La société COSMO a fait l'objet d'une vérification de comptabilité, diligentée en 2005, qui a porté sur la période 2002-2004. Si la société était à jour de ses obligations déclaratives en matière de TVA, il n'en était pas de même en matière d'impôt sur les sociétés puisqu'elle n'avait déposé aucune déclaration de résultat sur la période soumise à vérification, en dépit des lettres de mise en demeure adressées par le service. Par procès-verbal en date du 21 octobre 2005, signé contradictoirement par le PDG de la société COSMO et par le vérificateur, il a été consigné l'absence de relevés bancaires, de journal des ventes sur l'année 2003, l'absence du répertoire des marchands de biens, l'absence de journaux de banque et de ventes sur l'année 2004.

Par une proposition de rectification notifiée 15 décembre 2005, divers chefs de redressements ont été portés à la connaissance de la société, tant en matière d'impôt sur les sociétés qu'en matière de taxe sur la valeur ajoutée et de taxes annexes.

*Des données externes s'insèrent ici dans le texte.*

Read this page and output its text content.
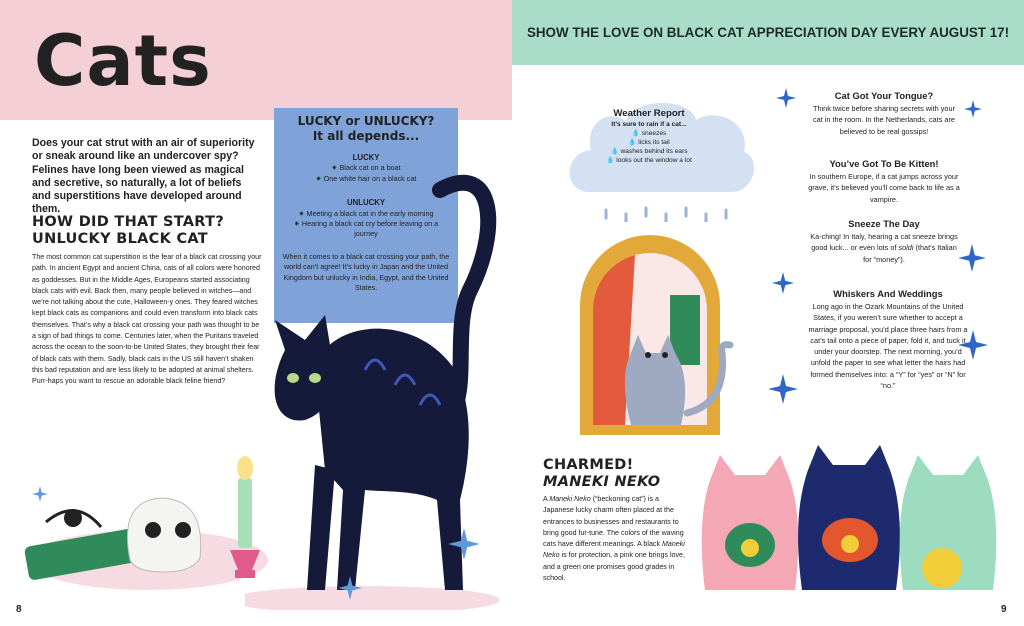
Cats	SHOW THE LOVE ON BLACK CAT APPRECIATION DAY EVERY AUGUST 17!
Does your cat strut with an air of superiority or sneak around like an undercover spy? Felines have long been viewed as magical and secretive, so naturally, a lot of beliefs and superstitions have developed around them.
HOW DID THAT START?
UNLUCKY BLACK CAT
The most common cat superstition is the fear of a black cat crossing your path. In ancient Egypt and ancient China, cats of all colors were honored as goddesses. But in the Middle Ages, Europeans started associating black cats with evil. Back then, many people believed in witches—and we’re not talking about the cute, Halloween-y ones. They feared witches kept black cats as companions and could even transform into black cats themselves. That’s why a black cat crossing your path was thought to be a sign of bad things to come. Centuries later, when the Puritans traveled across the ocean to the soon-to-be United States, they brought their fear of black cats with them. Sadly, black cats in the US still haven’t shaken this bad reputation and are less likely to be adopted at animal shelters. Purr-haps you want to rescue an adorable black feline friend?
LUCKY or UNLUCKY?
It all depends...
LUCKY
✷ Black cat on a boat
✷ One white hair on a black cat
UNLUCKY
✷ Meeting a black cat in the early morning
✷ Hearing a black cat cry before leaving on a journey
When it comes to a black cat crossing your path, the world can’t agree! It’s lucky in Japan and the United Kingdom but unlucky in India, Egypt, and the United States.
Weather Report
It’s sure to rain if a cat...
💧 sneezes
💧 licks its tail
💧 washes behind its ears
💧 looks out the window a lot
Cat Got Your Tongue?
Think twice before sharing secrets with your cat in the room. In the Netherlands, cats are believed to be real gossips!
You’ve Got To Be Kitten!
In southern Europe, if a cat jumps across your grave, it’s believed you’ll come back to life as a vampire.
Sneeze The Day
Ka-ching! In Italy, hearing a cat sneeze brings good luck... or even lots of soldi (that’s Italian for “money”).
Whiskers And Weddings
Long ago in the Ozark Mountains of the United States, if you weren’t sure whether to accept a marriage proposal, you’d place three hairs from a cat’s tail onto a piece of paper, fold it, and tuck it under your doorstep. The next morning, you’d unfold the paper to see what letter the hairs had formed themselves into: a “Y” for “yes” or “N” for “no.”
CHARMED!
MANEKI NEKO
A Maneki Neko (“beckoning cat”) is a Japanese lucky charm often placed at the entrances to businesses and restaurants to bring good fur-tune. The colors of the waving cats have different meanings. A black Maneki Neko is for protection, a pink one brings love, and a green one promises good grades in school.
8	9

Cette société relève appel du jugement du 9 février 2010 par lequel le tribunal administratif de Lyon a rejeté sa requête.

Le seul moyen qui nous semble de nature à invalider le raisonnement des premiers juges est celui tiré de la qualité de marchand de bien et notamment du caractère habituel des opérations attaché à cette qualité.

La question que pose le dossier sur ce point nous semble inédite dans la jurisprudence.

Rappelons d’abord les faits.

La société a acheté un terrain le 10 décembre 2002 au prix de 127 978, 88 euros auquel il faut ajouter 3 196, 76 euros de frais de notaire. Quatre mois après, par actes des 3 et 11 avril 2003, elle a revendu ce terrain en deux lots pour des montants s’élevant à, respectivement, 89 182, 68 euros et 102 140, 52 euros, soit un total de 191 323, 52 euros, dégageant une plus-value est de 60 148 euros, soit + 47 % du prix d’achat.

En l’espèce, la société ne conteste pas sérieusement le caractère spéculatif de cette opération mais elle soutient qu’elle ne saurait suffire à caractériser la condition d’habitude.

Bien que les faits soient constants, il n’est peut-être pas inutile de rappeler la charge de la preuve en la matière car tant le tribunal administratif de Lyon, en appliquant un régime preuve objective, que le ministre, en soutenant que la charge de la preuve pèse sur la société, du moins s’agissant des redressements d’impôt sur les sociétés, dès lors qu’elle a été régulièrement taxé d’office, ne nous semblent avoir correctement distribué le fardeau de la preuve.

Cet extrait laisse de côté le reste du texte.